ÉDITORIAL
Desastres de la guerra
Lorsque j’ai vu le reportage filmé à Bucha, puis ailleurs en Ukraine, j’ai eu une impression de déjà-vu, mais en plus nauséeuse, plus horrifiante. J’ai d’abord songé aux eaux-fortes du peintre espagnol Francisco Goya, réalisées pendant l’occupation française de l’Espagne au début du XIXe siècle. Elles sont terribles à voir… et quasi-identiques aux images provenant des villes d’Ukraine. Vous me direz que j’aurais pu également penser à celles de la Syrie, ou plus récemment à celles d’un charnier au Mali qui a déclenché une polémique. S’il est vrai que le point commun entre les trois est la présence de soldats ou de mercenaires russes, malheureusement, russes ou pas russes, la guerre provoque (je pèse mes mots) systématiquement ce genre d’atrocités. Le plus étonnant est que l’on feint de le découvrir à chaque fois. Amnésie volontaire ? Déni devant la triste réalité humaine ? Cynisme racoleur ? Il peut y avoir plusieurs raisons. Les faits demeurent. Les civils sont toujours ceux qui payent le prix fort en cas de conflit armé. Même la légendaire « guerre en dentelle » du XVIIIe siècle n’avait rien de propre ; c’était une véritable boucherie. C’est la réalité de la guerre !

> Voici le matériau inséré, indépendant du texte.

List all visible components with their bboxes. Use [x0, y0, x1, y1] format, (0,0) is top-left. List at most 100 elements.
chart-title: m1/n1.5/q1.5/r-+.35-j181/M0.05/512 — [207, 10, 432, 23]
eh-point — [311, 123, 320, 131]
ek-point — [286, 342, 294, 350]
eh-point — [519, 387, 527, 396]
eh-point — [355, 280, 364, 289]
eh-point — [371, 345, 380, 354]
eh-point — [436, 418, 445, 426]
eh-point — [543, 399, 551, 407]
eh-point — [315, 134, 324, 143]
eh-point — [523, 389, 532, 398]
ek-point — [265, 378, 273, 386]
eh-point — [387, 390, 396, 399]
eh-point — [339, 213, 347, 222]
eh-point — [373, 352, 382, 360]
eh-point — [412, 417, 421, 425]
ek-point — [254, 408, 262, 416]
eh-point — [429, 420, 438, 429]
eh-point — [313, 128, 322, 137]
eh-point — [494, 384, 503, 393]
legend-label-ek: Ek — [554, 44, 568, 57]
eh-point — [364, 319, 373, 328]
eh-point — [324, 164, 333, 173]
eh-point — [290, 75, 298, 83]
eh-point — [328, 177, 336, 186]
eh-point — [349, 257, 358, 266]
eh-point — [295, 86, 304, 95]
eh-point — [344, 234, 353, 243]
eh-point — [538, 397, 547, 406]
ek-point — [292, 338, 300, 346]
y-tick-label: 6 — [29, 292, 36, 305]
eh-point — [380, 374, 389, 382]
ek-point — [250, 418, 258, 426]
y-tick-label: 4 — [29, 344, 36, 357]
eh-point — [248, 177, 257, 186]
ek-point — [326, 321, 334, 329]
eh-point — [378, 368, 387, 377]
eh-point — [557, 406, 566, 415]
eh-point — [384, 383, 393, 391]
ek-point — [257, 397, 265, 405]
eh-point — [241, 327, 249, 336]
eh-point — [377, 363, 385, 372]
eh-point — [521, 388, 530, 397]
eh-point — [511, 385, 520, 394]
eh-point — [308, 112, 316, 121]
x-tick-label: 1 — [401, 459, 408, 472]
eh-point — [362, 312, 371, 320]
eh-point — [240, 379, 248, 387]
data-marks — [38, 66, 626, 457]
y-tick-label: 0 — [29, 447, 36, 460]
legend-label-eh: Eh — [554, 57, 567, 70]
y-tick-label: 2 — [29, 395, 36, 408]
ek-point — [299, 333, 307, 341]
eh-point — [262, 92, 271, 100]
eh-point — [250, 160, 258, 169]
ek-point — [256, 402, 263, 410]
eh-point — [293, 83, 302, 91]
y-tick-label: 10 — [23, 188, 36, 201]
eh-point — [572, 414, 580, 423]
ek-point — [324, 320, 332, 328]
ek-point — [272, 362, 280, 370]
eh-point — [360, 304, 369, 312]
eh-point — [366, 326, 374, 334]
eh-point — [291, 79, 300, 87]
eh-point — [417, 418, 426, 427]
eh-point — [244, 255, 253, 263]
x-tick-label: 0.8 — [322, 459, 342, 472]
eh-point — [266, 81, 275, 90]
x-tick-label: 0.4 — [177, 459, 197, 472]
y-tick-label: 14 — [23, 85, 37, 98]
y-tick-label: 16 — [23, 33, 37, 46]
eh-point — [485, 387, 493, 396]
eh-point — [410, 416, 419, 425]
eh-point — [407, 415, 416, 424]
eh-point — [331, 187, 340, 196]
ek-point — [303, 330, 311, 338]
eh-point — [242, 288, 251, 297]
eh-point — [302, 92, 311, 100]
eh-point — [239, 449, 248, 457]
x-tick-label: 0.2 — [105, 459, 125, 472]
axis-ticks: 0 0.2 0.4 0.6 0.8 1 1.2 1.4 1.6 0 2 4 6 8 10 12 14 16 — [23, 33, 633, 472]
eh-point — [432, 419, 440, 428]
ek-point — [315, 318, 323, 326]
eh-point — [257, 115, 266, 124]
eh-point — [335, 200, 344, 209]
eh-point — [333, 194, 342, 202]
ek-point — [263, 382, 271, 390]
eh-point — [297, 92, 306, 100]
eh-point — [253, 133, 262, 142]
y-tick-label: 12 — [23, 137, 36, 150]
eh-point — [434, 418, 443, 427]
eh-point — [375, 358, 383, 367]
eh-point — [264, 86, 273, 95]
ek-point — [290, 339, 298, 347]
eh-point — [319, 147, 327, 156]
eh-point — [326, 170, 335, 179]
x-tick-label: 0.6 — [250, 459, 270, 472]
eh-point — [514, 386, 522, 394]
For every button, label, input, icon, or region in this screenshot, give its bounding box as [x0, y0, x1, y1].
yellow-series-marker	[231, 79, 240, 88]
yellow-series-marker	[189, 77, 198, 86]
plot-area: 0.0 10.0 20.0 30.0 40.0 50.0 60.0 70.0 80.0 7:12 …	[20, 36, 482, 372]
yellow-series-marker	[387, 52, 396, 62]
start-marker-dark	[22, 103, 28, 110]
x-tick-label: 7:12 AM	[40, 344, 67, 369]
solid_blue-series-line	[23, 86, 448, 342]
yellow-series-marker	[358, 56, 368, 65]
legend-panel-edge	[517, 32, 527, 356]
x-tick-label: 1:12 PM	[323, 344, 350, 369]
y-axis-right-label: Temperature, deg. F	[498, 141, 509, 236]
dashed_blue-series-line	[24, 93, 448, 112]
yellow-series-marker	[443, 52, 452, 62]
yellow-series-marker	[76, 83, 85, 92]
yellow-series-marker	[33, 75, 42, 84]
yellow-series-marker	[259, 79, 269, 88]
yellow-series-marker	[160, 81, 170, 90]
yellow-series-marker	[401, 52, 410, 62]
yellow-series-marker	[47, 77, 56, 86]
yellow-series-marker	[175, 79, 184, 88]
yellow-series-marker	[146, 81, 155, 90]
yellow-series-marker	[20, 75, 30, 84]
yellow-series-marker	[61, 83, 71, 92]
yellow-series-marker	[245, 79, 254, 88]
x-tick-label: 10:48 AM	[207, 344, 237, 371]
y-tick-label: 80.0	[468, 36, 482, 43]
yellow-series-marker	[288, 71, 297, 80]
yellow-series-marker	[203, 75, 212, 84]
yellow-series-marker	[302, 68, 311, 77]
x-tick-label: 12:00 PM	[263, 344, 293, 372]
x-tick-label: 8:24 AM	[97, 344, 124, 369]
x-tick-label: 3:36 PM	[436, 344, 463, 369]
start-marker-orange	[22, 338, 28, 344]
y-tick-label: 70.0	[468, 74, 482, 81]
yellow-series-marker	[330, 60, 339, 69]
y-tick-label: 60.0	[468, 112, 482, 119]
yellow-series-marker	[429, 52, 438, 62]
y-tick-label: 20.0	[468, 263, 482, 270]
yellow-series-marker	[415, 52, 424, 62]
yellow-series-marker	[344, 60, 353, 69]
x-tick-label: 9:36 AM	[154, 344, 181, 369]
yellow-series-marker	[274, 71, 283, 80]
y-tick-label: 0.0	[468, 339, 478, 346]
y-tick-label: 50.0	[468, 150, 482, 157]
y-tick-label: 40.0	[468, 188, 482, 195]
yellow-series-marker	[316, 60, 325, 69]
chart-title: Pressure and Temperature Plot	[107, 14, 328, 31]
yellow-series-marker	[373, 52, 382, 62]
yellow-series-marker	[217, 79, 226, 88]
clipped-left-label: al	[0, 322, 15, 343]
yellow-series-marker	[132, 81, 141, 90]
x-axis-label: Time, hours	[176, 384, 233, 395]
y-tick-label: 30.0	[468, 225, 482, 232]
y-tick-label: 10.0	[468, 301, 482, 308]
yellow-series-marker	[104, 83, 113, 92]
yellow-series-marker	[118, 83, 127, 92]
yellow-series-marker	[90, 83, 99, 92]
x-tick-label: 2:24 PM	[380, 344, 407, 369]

Alors, il parait qu’il y aurait maintenant des lois de la guerre, que certaines choses seraient immorales, outrancières. Curieux, je me suis renseigné. Effectivement, ce n’est pas nouveau. Depuis les trêves pour ramasser les cadavres et enterrer dignement ses morts dans l’Antiquité jusqu’aux « conventions » les plus récentes (par exemple, celle pour la prévention et la répression du crime de génocide, en 1948) et autres codifications, comme celle de l’article 8 du Statut de Rome sur les crimes de guerre, dans le cadre du tribunal pénal international, on peut trouver quantité de mesures prises afin de limiter les excès en situation de guerre. On dit que le concept de crime de guerre est aussi ancien que les « lois de la guerre », qui faisaient elles-mêmes partie du « droit des gens », et ce sur tous les continents, dans toutes les sociétés. Ont-elles empêché les viols d’enfants ou de vieillards, les massacres, les exécutions sommaires de civils ou de militaires ? Pas que je sache. Je pourrais vous en donner la liste. Ce qui est remarquable, c’est que les règles se soient multipliées, jusqu’à créer un « droit international » en la matière, alors que nos moyens de destruction et que la létalité de nos armes grandissaient exponentiellement. Imaginez qu’une seule bombe atomique tactique pourrait détruire Gatineau en quelques secondes !
Évidemment, il y a des nuances. Ainsi tous les actes de cruauté commis à l’occasion d’une guerre, ne sont pas pour autant des crimes de guerre. Selon la Convention de Genève (1949), envahir un pays dans ses limites officielles et reconnues par la communauté internationale, sans raison valable, sans qu’il y ait agression ou danger préalable est déjà une infraction aux lois de la guerre ; l’homicide intentionnel, la torture, les expériences biologiques, la destruction et l’appropriation de biens, la prise d’otages, la déportation sont aussi considérés comme de « simples » crimes de guerre. Au-delà, on parle de crime contre l’humanité : « l’extermination, la réduction en esclavage, et tout autre acte inhumain commis contre toutes populations civiles, avant ou pendant la guerre » (Charte de Londres, 1946).
La guerre fabrique des monstres, elle ravage les corps et les âmes des victimes civiles autant que des belligérants.